Playboy, narcissique et sportif magnifique, Jimmy Keene (Taron Egerton) est le roi de la vie. Il est tiré à quatre épingles, a une allure renversante, est aimé des filles et riche. Seulement, Jimmy vend de la drogue. Un beau matin, le trafiquant est arrêté et mis face contre terre dans un smoothie fraîchement préparé, et lors de la perquisition de son manoir, en plus de la poudre, on trouve aussi des armes, mais même à ce moment-là, le beau gosse charismatique ne perd pas une once de confiance qu'il se sortira de tous les ennuis.
Sur les conseils de son père, ancien policier (Ray Liotta), Jimmy passe un accord et plaide coupable, convaincu qu'il écopera de cinq ans, dont il ne purgera que quatre. Seulement, le juge lui inflige dix ans, et le sourire du garçon disparaît rapidement, laissant place à la prise de conscience, la peur, la rage et le ressentiment. S'étant fait avoir, le trafiquant part purger sa peine.

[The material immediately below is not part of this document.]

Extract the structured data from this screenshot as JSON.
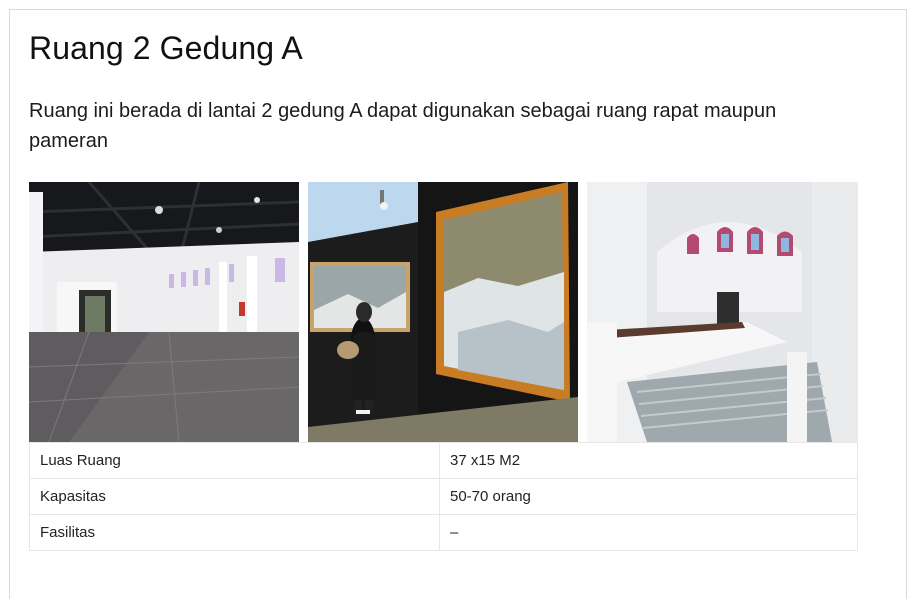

Sept mois plus tard, en prison, James est visité par les agents du FBI Edmund Beaumont (Robert Wisdom) et Lauren McCauley (Sepideh Moafi) qui proposent à Keene un marché alléchant : aller dans une prison où sont détenus des criminels dangereux et mentalement instables, gagner la confiance d'un détenu nommé Larry Hall (Paul Walter Hauser), qui aurait violé et tué une vingtaine de filles, et découvrir où il a enterré les corps, en échange de quoi toutes les charges contre le garçon seront abandonnées.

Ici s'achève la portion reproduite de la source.